Our first stop on the way was Fatehpur Sikri a large complex built in the 1500s of red sandstone. It was abandoned in 1585 not long after it was complete due to a lack of water in the area. Our driver stopped in a car park a little way off from the site. A local tourist bus took us from then to the site.
A local was rather insistant that we go and stand in a particular sport to take a photo of the mosque. He kept pushing my Dad taking him away from where we wanted to go, and he was just too polite to say no. I eventually caught up to him and we headed back the way we wanted to go. The local decided to follow us for a while, occasionally telling us to turn left or right away from where we wanted to go. We got a tourist bus back to where our driver was waiting with the car. There were a number of shops and the owners were very active in trying to get us to go in. “I will be very sad if you don’t come in and look. It cost nothing to look. Don’t make me sad.” I made a few of them sad I guess then. My Dad (again) was just too polite and he went into one shop, but then Mum walked off so I went on with her till we found our driver again and went back to get Dad. He had managed to buy just one or two things for around AUD$4.
We set off again on the road to Jaipur. We planned to visit a large bird avery we had read about, but Praveen explained that it was closed at the moment. Some kind of dispute between the people running it and they had to close it, but he knew another place we could stop on the way. He said it was 10km off the highway but wouldn’t take too long.
We stopped in an unassuming village with one man standing on the side of the road wearing western clothes. He greeted us and took us through the archers at the entrance and onto the terrace around what ended up being a rather large hole in the ground. The Chand Baori step well. It was built in the 9th century. We were glad we went, it was well worth the stop. One of the oldest things we saw in the whole trip.
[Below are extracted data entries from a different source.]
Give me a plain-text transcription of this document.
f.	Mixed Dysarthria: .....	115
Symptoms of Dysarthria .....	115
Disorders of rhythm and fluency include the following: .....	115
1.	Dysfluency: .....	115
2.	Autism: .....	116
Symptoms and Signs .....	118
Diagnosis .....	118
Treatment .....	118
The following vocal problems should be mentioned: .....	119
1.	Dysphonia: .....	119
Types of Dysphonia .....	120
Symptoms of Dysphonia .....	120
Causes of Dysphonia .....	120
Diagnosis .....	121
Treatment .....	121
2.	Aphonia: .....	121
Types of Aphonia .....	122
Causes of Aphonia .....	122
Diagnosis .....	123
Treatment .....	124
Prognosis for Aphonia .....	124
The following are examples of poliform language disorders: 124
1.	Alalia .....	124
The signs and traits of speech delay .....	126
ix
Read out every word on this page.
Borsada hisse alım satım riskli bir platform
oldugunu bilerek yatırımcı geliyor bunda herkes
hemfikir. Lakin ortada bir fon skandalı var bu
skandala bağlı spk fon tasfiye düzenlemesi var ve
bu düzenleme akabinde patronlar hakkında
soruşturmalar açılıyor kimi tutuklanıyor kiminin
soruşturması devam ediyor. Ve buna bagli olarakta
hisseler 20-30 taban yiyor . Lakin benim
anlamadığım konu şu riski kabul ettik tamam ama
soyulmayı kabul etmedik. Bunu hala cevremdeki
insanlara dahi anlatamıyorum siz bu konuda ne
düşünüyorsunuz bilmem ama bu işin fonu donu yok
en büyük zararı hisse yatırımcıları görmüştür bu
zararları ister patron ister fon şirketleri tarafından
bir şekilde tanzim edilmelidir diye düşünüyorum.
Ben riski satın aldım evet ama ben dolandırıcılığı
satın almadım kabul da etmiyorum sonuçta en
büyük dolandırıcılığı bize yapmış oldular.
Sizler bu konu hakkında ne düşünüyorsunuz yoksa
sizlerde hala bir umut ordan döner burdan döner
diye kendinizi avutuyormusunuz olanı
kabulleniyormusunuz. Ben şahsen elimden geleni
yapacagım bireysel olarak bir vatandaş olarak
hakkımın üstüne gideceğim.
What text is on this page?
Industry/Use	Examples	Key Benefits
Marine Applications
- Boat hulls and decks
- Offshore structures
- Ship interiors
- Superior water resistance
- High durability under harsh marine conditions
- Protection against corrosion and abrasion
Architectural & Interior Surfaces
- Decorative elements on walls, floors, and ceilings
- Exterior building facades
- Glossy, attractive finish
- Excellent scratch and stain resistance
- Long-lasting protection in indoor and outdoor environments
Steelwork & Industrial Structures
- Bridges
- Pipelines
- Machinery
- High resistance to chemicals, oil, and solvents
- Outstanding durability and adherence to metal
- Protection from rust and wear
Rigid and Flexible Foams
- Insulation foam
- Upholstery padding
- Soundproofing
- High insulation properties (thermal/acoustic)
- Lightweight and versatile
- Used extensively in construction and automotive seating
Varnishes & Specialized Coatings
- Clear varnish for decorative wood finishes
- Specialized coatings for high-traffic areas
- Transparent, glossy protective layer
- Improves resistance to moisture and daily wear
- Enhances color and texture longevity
There was also an ancient temple next door built at a similar time. It had been destroyed but “pieced” back together. There were pieces of ancient carved stones lying around the grounds. Our guide was happy to take us around this place as well. But the tip at the well was only for one monument, at least he was clear before we started and explained that.
We headed back to the car and set off again for Jaipur. The rest of the drive was rather uneventful, until we got to the outskirts of Jaipur. We noticed a couple of cars coming back up the road, on the wrong side. Not the first time we had seen it, so nothing to be to concerned about. But then there were more, and more. Eventually an entire lane on our side of the dual carriageway was heading back past us. Instead of a dual lane highway with cars going east one side and west the other, it was like there were two single lane roads running parallel.
We had slowed, and the horn was getting a fair workout. Even the service roads on each side had traffic going both ways on them. A few cars ahead were stoping and turning around. We forged on. Traffic had slowed to a crawl now in both directions. An exit off the highway was closed, with construction. Most of the road was missing, and there were a few trucks driving around in the dirt. Praveen kept heading on. We didn’t need to exit, but there was also a barrier blocking the highway into Jaipur. He pulled up and looked at someone who seemed to be trying to direct traffic / herd cats. We managed to get through and after a few hundred metres driving through gravel we were back on the road.
Our hotel in Jaipur was in an old “palace”. For dinner that evening we dined in the garden with some dancers and a fire-eater.